A reflector forming matrix. 2. An indenter having a spherical tip is pressed against the surface of the matrix substrate, and the pressing by the indenter is repeated while changing the position of the indenter on the surface of the matrix substrate. A large number of recesses whose inner surface forms a part of a spherical surface are continuously formed on the mold surface of the base material. At this time, the depth of the recesses is set to 0. 0 by controlling the pressing depth and the moving pitch of the indenter. The range of 6 μm to 1.2 μm, the inclination angle distribution of the inner surface of the recesses in the range of −8 ° to + 8 °, the pitch of adjacent recesses in the range of 26.5 μm to 33.5 μm, A method for producing a reflector forming matrix, wherein the mold base is a reflector forming matrix. 3. A plurality of recesses whose inner surface forms a part of a spherical surface are continuously formed on the surface, the depth of the recesses is in a range of 0.6 μm to 1.2 μm, and the inclination angle distribution of the inner surface of the recesses.

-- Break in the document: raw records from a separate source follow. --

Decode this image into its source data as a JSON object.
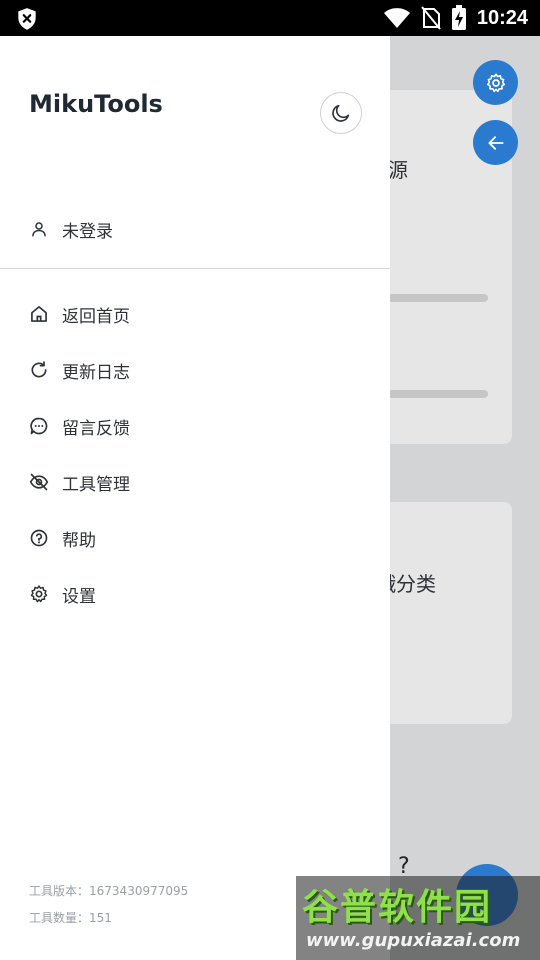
{
  "status_bar": {
    "time": "10:24",
    "icons": [
      "shield-close-icon",
      "wifi-icon",
      "no-sim-icon",
      "battery-charging-icon"
    ]
  },
  "background": {
    "card1_text": "源",
    "card2_text": "娥分类",
    "help_text": "?",
    "fab_icons": [
      "gear-icon",
      "arrow-left-icon"
    ]
  },
  "drawer": {
    "title": "MikuTools",
    "theme_icon": "moon-icon",
    "user": {
      "label": "未登录",
      "icon": "user-icon"
    },
    "menu": [
      {
        "label": "返回首页",
        "icon": "home-icon"
      },
      {
        "label": "更新日志",
        "icon": "refresh-icon"
      },
      {
        "label": "留言反馈",
        "icon": "chat-icon"
      },
      {
        "label": "工具管理",
        "icon": "eye-off-icon"
      },
      {
        "label": "帮助",
        "icon": "help-circle-icon"
      },
      {
        "label": "设置",
        "icon": "gear-icon"
      }
    ],
    "footer": {
      "version_label": "工具版本：",
      "version_value": "1673430977095",
      "count_label": "工具数量：",
      "count_value": "151"
    }
  },
  "watermark": {
    "title": "谷普软件园",
    "url": "www.gupuxiazai.com"
  },
  "colors": {
    "accent": "#2a7ad0",
    "overlay": "#d3d4d6",
    "text": "#2f3338",
    "muted": "#9aa0a6"
  }
}
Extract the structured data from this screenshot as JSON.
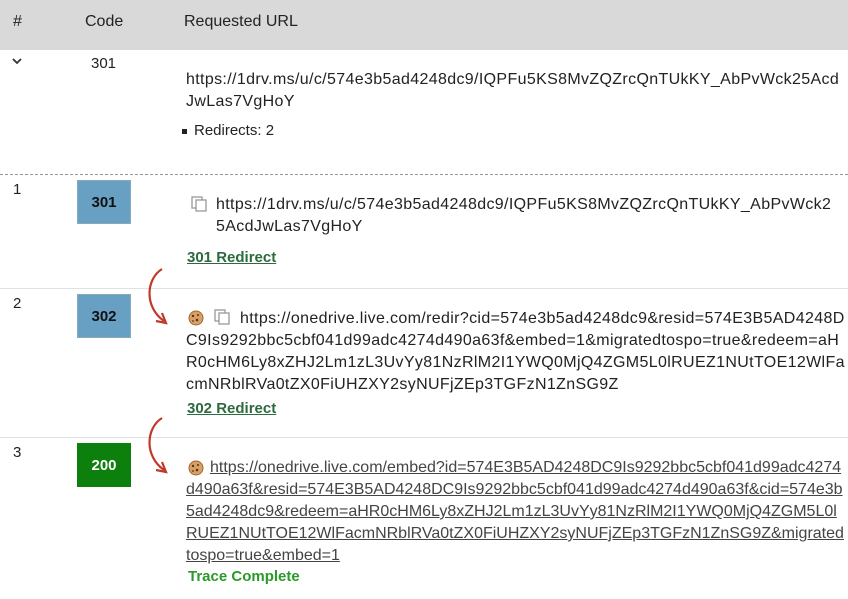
{
  "header": {
    "col_num": "#",
    "col_code": "Code",
    "col_url": "Requested URL"
  },
  "summary": {
    "code": "301",
    "url": "https://1drv.ms/u/c/574e3b5ad4248dc9/IQPFu5KS8MvZQZrcQnTUkKY_AbPvWck25AcdJwLas7VgHoY",
    "redirects_label": "Redirects: 2"
  },
  "rows": [
    {
      "num": "1",
      "code": "301",
      "url": "https://1drv.ms/u/c/574e3b5ad4248dc9/IQPFu5KS8MvZQZrcQnTUkKY_AbPvWck25AcdJwLas7VgHoY",
      "status": "301 Redirect"
    },
    {
      "num": "2",
      "code": "302",
      "url": "https://onedrive.live.com/redir?cid=574e3b5ad4248dc9&resid=574E3B5AD4248DC9Is9292bbc5cbf041d99adc4274d490a63f&embed=1&migratedtospo=true&redeem=aHR0cHM6Ly8xZHJ2Lm1zL3UvYy81NzRlM2I1YWQ0MjQ4ZGM5L0lRUEZ1NUtTOE12WlFacmNRblRVa0tZX0FiUHZXY2syNUFjZEp3TGFzN1ZnSG9Z",
      "status": "302 Redirect"
    },
    {
      "num": "3",
      "code": "200",
      "url": "https://onedrive.live.com/embed?id=574E3B5AD4248DC9Is9292bbc5cbf041d99adc4274d490a63f&resid=574E3B5AD4248DC9Is9292bbc5cbf041d99adc4274d490a63f&cid=574e3b5ad4248dc9&redeem=aHR0cHM6Ly8xZHJ2Lm1zL3UvYy81NzRlM2I1YWQ0MjQ4ZGM5L0lRUEZ1NUtTOE12WlFacmNRblRVa0tZX0FiUHZXY2syNUFjZEp3TGFzN1ZnSG9Z&migratedtospo=true&embed=1",
      "status": "Trace Complete"
    }
  ],
  "icons": {
    "expand": "chevron-down-icon",
    "copy": "copy-icon",
    "cookie": "cookie-icon",
    "arrow": "redirect-arrow-icon"
  },
  "colors": {
    "header_bg": "#d9d9d9",
    "badge_redirect": "#67a0c3",
    "badge_ok": "#0d7f0d",
    "arrow": "#c0392b",
    "complete": "#2a9a2a"
  }
}
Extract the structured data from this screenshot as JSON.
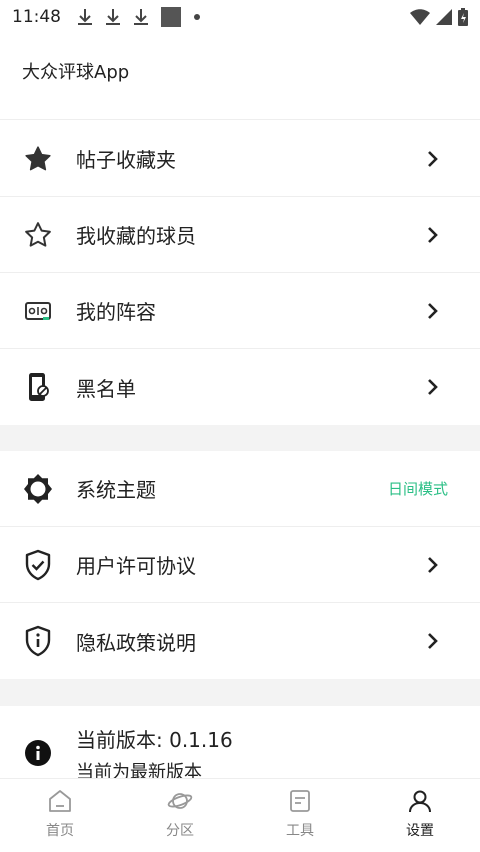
{
  "status_bar": {
    "time": "11:48",
    "left_icons": [
      "download-icon",
      "download-icon",
      "download-icon",
      "image-icon",
      "dot-icon"
    ],
    "right_icons": [
      "wifi-icon",
      "signal-icon",
      "battery-icon"
    ]
  },
  "header": {
    "title": "大众评球App"
  },
  "group1": [
    {
      "label": "帖子收藏夹",
      "icon": "star-filled-icon"
    },
    {
      "label": "我收藏的球员",
      "icon": "star-outline-icon"
    },
    {
      "label": "我的阵容",
      "icon": "lineup-icon"
    },
    {
      "label": "黑名单",
      "icon": "blocked-phone-icon"
    }
  ],
  "group2": [
    {
      "label": "系统主题",
      "icon": "theme-icon",
      "value": "日间模式"
    },
    {
      "label": "用户许可协议",
      "icon": "shield-check-icon"
    },
    {
      "label": "隐私政策说明",
      "icon": "shield-info-icon"
    }
  ],
  "version": {
    "title": "当前版本: 0.1.16",
    "subtitle": "当前为最新版本",
    "icon": "info-icon"
  },
  "bottom_nav": [
    {
      "label": "首页",
      "icon": "home-icon",
      "active": false
    },
    {
      "label": "分区",
      "icon": "planet-icon",
      "active": false
    },
    {
      "label": "工具",
      "icon": "tools-icon",
      "active": false
    },
    {
      "label": "设置",
      "icon": "profile-icon",
      "active": true
    }
  ],
  "colors": {
    "accent": "#2bbf86",
    "text": "#222222",
    "muted": "#888888",
    "divider": "#f3f3f3"
  }
}
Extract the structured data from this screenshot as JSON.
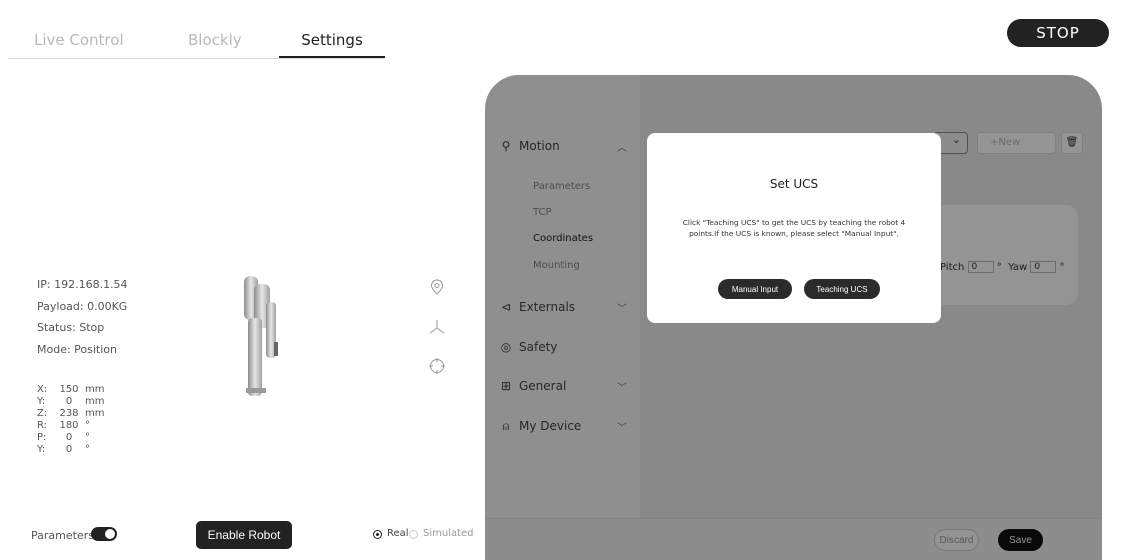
{
  "tabs": [
    {
      "label": "Live Control"
    },
    {
      "label": "Blockly"
    },
    {
      "label": "Settings"
    }
  ],
  "stop_label": "STOP",
  "status": {
    "ip": "IP: 192.168.1.54",
    "payload": "Payload: 0.00KG",
    "state": "Status: Stop",
    "mode": "Mode: Position"
  },
  "coords": [
    {
      "axis": "X:",
      "value": "150",
      "unit": "mm"
    },
    {
      "axis": "Y:",
      "value": "0",
      "unit": "mm"
    },
    {
      "axis": "Z:",
      "value": "238",
      "unit": "mm"
    },
    {
      "axis": "R:",
      "value": "180",
      "unit": "°"
    },
    {
      "axis": "P:",
      "value": "0",
      "unit": "°"
    },
    {
      "axis": "Y:",
      "value": "0",
      "unit": "°"
    }
  ],
  "bottom": {
    "parameters_label": "Parameters",
    "enable_label": "Enable Robot",
    "real_label": "Real",
    "simulated_label": "Simulated"
  },
  "settings": {
    "nav": {
      "motion": "Motion",
      "externals": "Externals",
      "safety": "Safety",
      "general": "General",
      "my_device": "My Device"
    },
    "subnav": [
      "Parameters",
      "TCP",
      "Coordinates",
      "Mounting"
    ],
    "new_label": "+New",
    "pitch_label": "Pitch",
    "pitch_value": "0",
    "yaw_label": "Yaw",
    "yaw_value": "0",
    "deg": "°",
    "discard_label": "Discard",
    "save_label": "Save"
  },
  "dialog": {
    "title": "Set UCS",
    "text": "Click \"Teaching UCS\" to get the UCS by teaching the robot 4 points.If the UCS is known, please select \"Manual Input\".",
    "manual_label": "Manual Input",
    "teaching_label": "Teaching UCS"
  }
}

Wherein the pitch of adjacent concave portions is in a range of 26.5 μm to 33.5 μm. 4. A transfer mold having a mold surface having a shape opposite to that of the mold surface on which the concave portion is formed in the master for forming a reflector according to claim 1, and reflecting the mold surface of the transfer mold. A method for producing a reflector, comprising transferring the film onto a surface of a body for a body, forming a reflection film on the unevenness of the surface of the body for a reflector, and using the film as a reflector. 5. A reflective liquid crystal display device comprising the reflector according to claim 3.